GNOSE - TERMOS — SOFIA


VIDE: ZOE; EUGNOSTO E A SABEDORIA DE JESUS; ESCRITO SEM TÍTULO; PECADO DE SOFIA

Sophia, em grego Sabedoria. Entidade feminina celeste, trigésimo eão para os valentinianos. Caindo fora do Pleroma, ela dá lugar ao processo da Criação. Seu retorno a Deus se efetua após um período de sofrimento no mundo. Ela simboliza e resume a aventura gnóstica.
Achamot é o nome hebraico da Sabedoria (cf. Pr 9,1). Filha engendrada "sem semente masculina" por Sophia (a Sabedoria) quando de sua Queda fora do Pleroma divino. Para os gnósticos, os valentinianos sobretudo, Achamoth é o primeiro ser saído da Queda; engendra o Demiurgo a partir do qual o mundo de baixo vai ser criado. Consolada uma primeira vez pelo Cristo, ela será definitivamente purificada e reintegrará o Pleroma no final dos tempos. O Demiurgo, seu filho, tomará seu lugar na porta do círculo divino e as almas dos eleitos reintegrarão a substância divina enquanto um grande fogo devorará o mundo da matéria.


Bentley Layton: Excertos de THE GNOSTIC SCRIPTURES: A NEW TRANSLATION WITH ANNOTATIONS AND INTRODUCTIONS
A Sabedoria (Sofia) pertencente à Consideração (Oroiael: uma das quatro luminárias diante do Divino Autogerado). Mãe de Ialdabaoth, mãe dos vivos, um espírito santo, parceira da posteridade de Seth.
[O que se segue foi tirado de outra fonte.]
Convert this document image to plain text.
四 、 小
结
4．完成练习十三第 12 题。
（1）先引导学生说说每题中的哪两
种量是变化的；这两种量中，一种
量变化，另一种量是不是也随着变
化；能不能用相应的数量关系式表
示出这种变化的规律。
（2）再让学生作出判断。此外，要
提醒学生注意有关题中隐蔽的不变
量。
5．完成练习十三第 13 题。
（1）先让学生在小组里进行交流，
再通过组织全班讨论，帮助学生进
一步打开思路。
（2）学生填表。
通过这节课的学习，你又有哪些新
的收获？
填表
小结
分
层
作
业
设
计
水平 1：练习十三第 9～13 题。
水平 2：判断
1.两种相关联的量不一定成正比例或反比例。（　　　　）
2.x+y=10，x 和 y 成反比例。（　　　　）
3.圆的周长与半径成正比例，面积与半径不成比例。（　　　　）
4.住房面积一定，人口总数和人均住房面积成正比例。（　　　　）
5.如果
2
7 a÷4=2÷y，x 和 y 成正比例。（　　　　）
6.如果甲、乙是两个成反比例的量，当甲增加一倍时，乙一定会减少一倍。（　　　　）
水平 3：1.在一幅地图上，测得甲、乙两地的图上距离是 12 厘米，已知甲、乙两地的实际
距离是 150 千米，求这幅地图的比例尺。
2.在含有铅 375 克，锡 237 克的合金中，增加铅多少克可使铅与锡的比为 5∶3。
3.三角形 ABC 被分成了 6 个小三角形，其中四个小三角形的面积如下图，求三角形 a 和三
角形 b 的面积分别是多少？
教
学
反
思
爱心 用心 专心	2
Também chamada vida (Zoe) e referida como "uma consideração". Por vezes Zoe aparece como filha de Sofia

Ioan Couliano: MITO DE SOFIA
O epíteto Prunicos faz alusão a lascividade de Sofia.

Marvin Meyer:
Do grego pistis, no tratado Escrito Sem Título, Sofia Zoe é filha de Pistis, ou de Pistis Sophia.

Michel Tardieu:
Em sua análise do Escrito Sem Título, Tardieu apresenta a primeira realidade deficiente nascida de Pistis: Sofia. De Pistis emana uma "semelhança: Sofia. Esta última não é satisfeita do lugar que ocupa e reivindica a igualdade ou a semelhança (v. sizígia) com a entidade suprema. Ela se afirma como sendo fundamentalmente epithymia. Sofia comunicará a todos os seres emanados dela seu epithymia: ela aparece portanto no princípio mesmo deste mundo desordenado. Última realidade emanada do mundo do alto, ela será a primeira realidade em relação a este mundo daqui, raiz de todas as coisas.

No plano cosmogônico, sua função é de operar a disjunção do "do alto" do "de baixo", "cortina" ou "véu" (v. Véu) que separa o alto do baixo e cobre de sua sombra toda realidade.

De fato, o estatuto da Sofia é essencialmente ambíguo: ligada à Pistis, ela tem um lado voltado para o alto; sendo epithymia, ela pertence ao em baixo. E é a todos os seres que ela transmite seu duplo pertencimento: princípio de plenitude e de epistrophe, princípio de deficiência e de corrupção pela epithymia.